Information sheets for studies involving dementias and intellectual disabilities were the shortest and easiest to read of any CSG.
Information sheets for studies including different interventions varied in length (F (4, 517) = 58.00, P<0.001) and in Flesch index scores for the most complex section (F (4, 517) = 3.12, P = 0.015). Studies including a pharmacological or device intervention were the longest and most complex. Unsurprisingly, information sheets for studies containing no intervention (i.e. observational studies) were the shortest. There was no significant difference on the Flesch index scores for the whole information sheet. The mean scores for all of these measures are presented in Table 2.
The length of information sheets was significantly different between studies which included different levels of patient involvement (F (2, 516) = 4.71, P = 0.009). This was an inverse linear relationship; as patient involvement increased, length decreased by about 150 words. There was no significant difference in the other readability measures. Means are given in Table 2.

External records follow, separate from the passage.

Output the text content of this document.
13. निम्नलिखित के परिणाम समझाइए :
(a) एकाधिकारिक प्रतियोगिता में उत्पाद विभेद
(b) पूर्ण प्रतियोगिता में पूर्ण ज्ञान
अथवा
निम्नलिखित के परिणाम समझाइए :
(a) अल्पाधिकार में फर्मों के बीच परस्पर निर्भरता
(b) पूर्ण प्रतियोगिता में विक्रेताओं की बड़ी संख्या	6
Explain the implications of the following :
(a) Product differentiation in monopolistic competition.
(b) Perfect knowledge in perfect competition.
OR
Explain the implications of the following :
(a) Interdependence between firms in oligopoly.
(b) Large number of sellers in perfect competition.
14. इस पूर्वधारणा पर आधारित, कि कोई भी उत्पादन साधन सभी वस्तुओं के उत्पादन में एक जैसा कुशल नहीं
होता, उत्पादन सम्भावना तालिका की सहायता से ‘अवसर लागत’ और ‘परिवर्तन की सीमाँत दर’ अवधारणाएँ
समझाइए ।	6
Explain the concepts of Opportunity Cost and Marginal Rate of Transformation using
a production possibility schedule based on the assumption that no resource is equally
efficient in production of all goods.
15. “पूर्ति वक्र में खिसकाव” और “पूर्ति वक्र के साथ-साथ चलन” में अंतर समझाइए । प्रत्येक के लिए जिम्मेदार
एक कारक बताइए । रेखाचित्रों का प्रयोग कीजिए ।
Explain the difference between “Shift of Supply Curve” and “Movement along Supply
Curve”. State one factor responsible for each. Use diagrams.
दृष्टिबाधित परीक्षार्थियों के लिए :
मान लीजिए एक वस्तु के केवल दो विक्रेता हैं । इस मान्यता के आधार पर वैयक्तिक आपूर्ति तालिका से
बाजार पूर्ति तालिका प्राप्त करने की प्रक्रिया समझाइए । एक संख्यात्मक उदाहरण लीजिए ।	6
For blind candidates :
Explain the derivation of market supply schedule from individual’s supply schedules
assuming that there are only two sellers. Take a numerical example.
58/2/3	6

Does readability predict recruitment success?
The equation used to identify associations with successful recruitment was very close to statistical significance (deviance χ2 (14) = 23.19, P = 0.057). The model (Table 3) produced a Nagelkerke pseudo-R 2 of 0.064.
Beta | Odds ratio | 95% CI | |
---|---|---|---|
Clinical study group | |||
Dementia and intellectual disability | Reference | ||
Mood and personality disorders | −0.04 | 0.96 | 0.52–1.76 |
Services research | −0.37 | 0.69 | 0.34–1.42 |
Psychotic disorders | −0.10 | 0.90 | 0.48–1.70 |
Addictions | 0.44 | 1.56 | 0.63–3.83 |
Complexity | −0.02 | 0.99 | 0.94–1.04 |
Patient involvement | |||
Consultation only | Reference | ||
Researcher initiated collaboration | 0.24 | 1.28 | 0.83–1.97 |
Patient initiated or patient controlled | −0.51 | 1.66 | 1.00–2.77 * |
Intervention type | |||
Observational | Reference | ||
Psychological | −0.19 | 0.83 | 0.51–1.34 |
Pharmacological/device | −1.44 | 0.24 | 0.10–0.54 ** |
Service | 0.12 | 1.13 | 0.45–2.84 |
Other | −0.50 | 0.61 | 0.22–1.70 |
Flesch index (whole sheet) | 0.00 | 1.00 | 0.98–1.02 |
Recompense value | 0.05 | 1.01 | 1.00–1.01 |
Opening date | 0.00 | 1.00 | 1.00–1.00 |
Significant associations are in bold.
* P<0.05.
** P<0.001.
The model shows that studies which involved a pharmacological or device intervention were less likely to recruit to time and target than other types of study. Studies that involved patients at the highest level were more likely to achieve successful recruitment, but readability did not contribute to recruitment success.
Discussion
We have analysed a study sample nearly double the size of the next largest study (284 studies). Reference Hopper, TenHave and Hartzel17,Reference Goldstein, Frasier, Curtis, Reid and Kreher18 We also covered the longest period, 10 years. This has allowed us to reveal some important information on the state of participant information sheets for today's research studies.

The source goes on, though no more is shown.